La riposte contre l’épidémie d’Ebola en République démocratique du Congo entre dans une phase décisive. En visite à Kinshasa ce mercredi 5 août, le directeur général de l’Organisation mondiale de la Santé (OMS), a rencontré le président afin d’évaluer la situation sanitaire et de renforcer la coordination de la réponse face à une flambée qui continue de s’étendre.
Il s’agit de la deuxième visite du chef de l’OMS en RDC depuis la déclaration officielle de l’épidémie, le 15 mai dernier. Près de trois mois après le début de cette flambée, les autorités congolaises recensent 3 874 cas, dont 1 751 décès, un bilan qui témoigne de la gravité de la situation.
Dans un message publié sur le réseau social X, Tedros Adhanom Ghebreyesus a alerté sur l’évolution de l’épidémie, indiquant que le nombre de nouveaux cas a doublé au cours de la seule semaine écoulée dans certains foyers. Il a appelé à une intensification urgente des efforts de riposte, estimant que tous les partenaires doivent renforcer leur engagement pour contenir la propagation du virus.

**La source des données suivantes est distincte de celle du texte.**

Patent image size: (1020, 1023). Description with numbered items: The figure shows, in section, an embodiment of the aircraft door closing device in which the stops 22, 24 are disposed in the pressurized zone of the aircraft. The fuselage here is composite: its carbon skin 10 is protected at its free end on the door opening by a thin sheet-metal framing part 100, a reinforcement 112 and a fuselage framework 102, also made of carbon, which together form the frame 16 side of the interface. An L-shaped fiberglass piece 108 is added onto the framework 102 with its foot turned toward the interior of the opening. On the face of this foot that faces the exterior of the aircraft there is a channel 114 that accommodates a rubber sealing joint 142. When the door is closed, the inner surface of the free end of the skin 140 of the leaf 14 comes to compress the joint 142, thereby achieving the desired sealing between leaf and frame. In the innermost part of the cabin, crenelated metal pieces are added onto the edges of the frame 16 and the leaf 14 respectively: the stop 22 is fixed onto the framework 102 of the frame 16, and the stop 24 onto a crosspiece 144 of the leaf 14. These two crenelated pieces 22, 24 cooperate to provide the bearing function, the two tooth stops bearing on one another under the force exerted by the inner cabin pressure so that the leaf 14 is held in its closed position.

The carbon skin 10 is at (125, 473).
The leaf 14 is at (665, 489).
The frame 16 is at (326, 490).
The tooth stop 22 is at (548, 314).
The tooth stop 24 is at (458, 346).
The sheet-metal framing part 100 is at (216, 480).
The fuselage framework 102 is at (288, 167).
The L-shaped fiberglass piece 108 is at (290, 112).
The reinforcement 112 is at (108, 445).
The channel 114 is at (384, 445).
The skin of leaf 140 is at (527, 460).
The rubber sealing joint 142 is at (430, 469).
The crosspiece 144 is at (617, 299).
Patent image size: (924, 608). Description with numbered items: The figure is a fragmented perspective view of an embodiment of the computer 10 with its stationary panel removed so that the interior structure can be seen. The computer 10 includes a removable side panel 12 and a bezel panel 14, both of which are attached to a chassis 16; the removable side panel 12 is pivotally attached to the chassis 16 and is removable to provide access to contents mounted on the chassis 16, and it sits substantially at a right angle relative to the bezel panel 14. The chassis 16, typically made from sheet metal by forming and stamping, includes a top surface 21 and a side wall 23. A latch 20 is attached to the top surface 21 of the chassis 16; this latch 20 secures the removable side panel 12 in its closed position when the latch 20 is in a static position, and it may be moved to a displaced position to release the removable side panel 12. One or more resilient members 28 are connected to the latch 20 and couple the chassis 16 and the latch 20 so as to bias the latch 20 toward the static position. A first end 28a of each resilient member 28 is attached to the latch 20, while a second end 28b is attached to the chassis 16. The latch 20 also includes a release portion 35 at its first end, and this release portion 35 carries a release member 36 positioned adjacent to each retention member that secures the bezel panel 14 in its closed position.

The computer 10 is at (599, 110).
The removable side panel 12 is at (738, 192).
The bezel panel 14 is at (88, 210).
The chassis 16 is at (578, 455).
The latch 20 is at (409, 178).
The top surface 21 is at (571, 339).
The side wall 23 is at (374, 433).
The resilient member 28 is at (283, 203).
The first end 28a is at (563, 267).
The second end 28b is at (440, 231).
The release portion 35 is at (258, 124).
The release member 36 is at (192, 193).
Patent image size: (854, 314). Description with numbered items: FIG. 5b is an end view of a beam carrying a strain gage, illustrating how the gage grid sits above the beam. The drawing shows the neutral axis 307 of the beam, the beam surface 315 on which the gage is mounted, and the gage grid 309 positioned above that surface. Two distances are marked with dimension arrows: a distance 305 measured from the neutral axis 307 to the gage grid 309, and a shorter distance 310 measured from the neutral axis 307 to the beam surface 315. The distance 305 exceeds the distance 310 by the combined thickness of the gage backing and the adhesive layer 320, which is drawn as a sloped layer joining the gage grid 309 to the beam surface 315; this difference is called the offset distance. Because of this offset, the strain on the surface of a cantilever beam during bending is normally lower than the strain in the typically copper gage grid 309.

À Kinshasa, le responsable de l’OMS était accompagné du directeur général d’Africa CDC, Jean Kaseya. Ce dernier a également exprimé ses préoccupations face à la trajectoire de l’épidémie, évoquant notamment des insuffisances dans le suivi des cas contacts, un maillon essentiel de la stratégie de lutte contre Ebola.
D’après la présidence congolaise, au cours de la journée, le président Félix Tshisekedi a présidé à la Cité de l’Union africaine une réunion de haut niveau consacrée au renforcement de la riposte. La Première ministre , plusieurs membres du gouvernement impliqués dans la réponse sanitaire, ainsi que les dirigeants de l’OMS et d’Africa CDC y ont pris part.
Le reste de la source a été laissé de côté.